[sargun]

(e)BPF has the following guarantees:

* Strictly typed -- registers, and memory are type checked at compilation time. If you use something like Rust, you'd have to bring rustc into the kernel

* Guaranteed to terminate -- you cannot jump backwards, and there is an upper bound on the instruction count

* Bounded memory -- The registers, and accessible memory via maps are a fixed size. We don't have a stack per se.

Compiling Rust to this is possible, but it'd require quite a bit of infrastructure in the kernel to verify that the code is safe, versus the simplicity of eBPF. Early attempts at a general purpose in-kernel VM included passing an AST in, and then doing safety checking on the AST, but they proved too complicated to do safely.

[dangisafascist]

I'm not arguing against eBPF the language. It's safety guarantees make sense to me.

I'm arguing against the in-kernel eBPF infrastructure: bpf system call, the JIT and the VM.

I think it makes more sense to just compile eBPF (or rust or whatever safe language you want) to a kernel module.

[codyps]

The idea with having eBPF in the kernel is that we can limit the amount of trust given to a particular user-space task.

Accepting compiled stuff in the form of a kernel module requires root privileges and requires that the kernel essentially have complete trust in the code being loaded.

Loading eBPF eliminates the need to trust the process/user doing the loading to that level.

[dangisafascist]

The bpf() system call and SOCK_RAW both require root.
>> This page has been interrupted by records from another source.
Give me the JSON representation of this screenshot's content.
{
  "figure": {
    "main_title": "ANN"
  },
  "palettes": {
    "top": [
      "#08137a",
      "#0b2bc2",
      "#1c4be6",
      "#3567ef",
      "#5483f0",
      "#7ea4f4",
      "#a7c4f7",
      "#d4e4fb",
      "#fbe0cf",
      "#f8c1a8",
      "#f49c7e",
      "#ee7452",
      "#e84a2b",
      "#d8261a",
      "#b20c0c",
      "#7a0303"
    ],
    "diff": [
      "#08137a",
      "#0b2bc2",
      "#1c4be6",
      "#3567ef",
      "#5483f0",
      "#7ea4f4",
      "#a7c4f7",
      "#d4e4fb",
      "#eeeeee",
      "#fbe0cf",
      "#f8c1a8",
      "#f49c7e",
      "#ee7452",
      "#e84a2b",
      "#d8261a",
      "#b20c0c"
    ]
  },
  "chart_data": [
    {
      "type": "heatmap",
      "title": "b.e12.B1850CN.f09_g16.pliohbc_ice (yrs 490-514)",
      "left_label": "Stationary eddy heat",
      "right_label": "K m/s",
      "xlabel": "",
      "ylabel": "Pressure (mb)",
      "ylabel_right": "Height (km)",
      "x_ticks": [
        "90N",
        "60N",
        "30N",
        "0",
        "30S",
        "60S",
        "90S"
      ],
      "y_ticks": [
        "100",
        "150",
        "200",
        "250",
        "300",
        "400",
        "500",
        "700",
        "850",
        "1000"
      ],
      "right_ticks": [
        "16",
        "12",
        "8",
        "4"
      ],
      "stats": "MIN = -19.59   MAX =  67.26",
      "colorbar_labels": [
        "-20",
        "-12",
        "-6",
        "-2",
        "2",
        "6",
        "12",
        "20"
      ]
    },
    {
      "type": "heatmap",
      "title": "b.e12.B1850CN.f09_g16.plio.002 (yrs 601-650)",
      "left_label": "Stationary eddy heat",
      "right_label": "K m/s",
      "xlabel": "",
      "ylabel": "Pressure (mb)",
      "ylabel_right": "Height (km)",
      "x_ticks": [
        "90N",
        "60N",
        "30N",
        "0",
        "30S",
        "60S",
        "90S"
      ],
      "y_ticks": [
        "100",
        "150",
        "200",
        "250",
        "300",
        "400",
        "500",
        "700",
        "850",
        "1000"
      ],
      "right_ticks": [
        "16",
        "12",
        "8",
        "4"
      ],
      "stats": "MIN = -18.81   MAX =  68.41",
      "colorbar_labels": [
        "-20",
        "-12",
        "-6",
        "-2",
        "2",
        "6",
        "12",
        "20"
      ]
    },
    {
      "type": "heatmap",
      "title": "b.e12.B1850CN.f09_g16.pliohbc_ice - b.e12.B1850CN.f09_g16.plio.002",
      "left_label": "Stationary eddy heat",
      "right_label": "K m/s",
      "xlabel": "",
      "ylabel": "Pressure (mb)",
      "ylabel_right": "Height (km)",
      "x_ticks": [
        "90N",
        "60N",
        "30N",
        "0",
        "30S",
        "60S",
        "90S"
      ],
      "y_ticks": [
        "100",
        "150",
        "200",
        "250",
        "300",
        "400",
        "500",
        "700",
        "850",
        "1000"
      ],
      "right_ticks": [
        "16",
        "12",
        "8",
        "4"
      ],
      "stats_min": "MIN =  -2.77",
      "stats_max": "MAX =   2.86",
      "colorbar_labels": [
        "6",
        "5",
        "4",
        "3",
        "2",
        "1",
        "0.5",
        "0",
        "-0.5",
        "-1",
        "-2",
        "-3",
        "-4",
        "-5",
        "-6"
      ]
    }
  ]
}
Is there an example of using bpf that doesn't require root?

[sargun]

The BPF syscalls don't require cap sys admin. Only specific invocations. You can setup a socket filter without sys admin, and a device or XDP filter with net admin.

[dangisafascist]

Sure but how common is that case? How common are multi-tenant Linux systems with untrusted users that give those specific permissions? Do you want untrusted users sniffing the packets of others?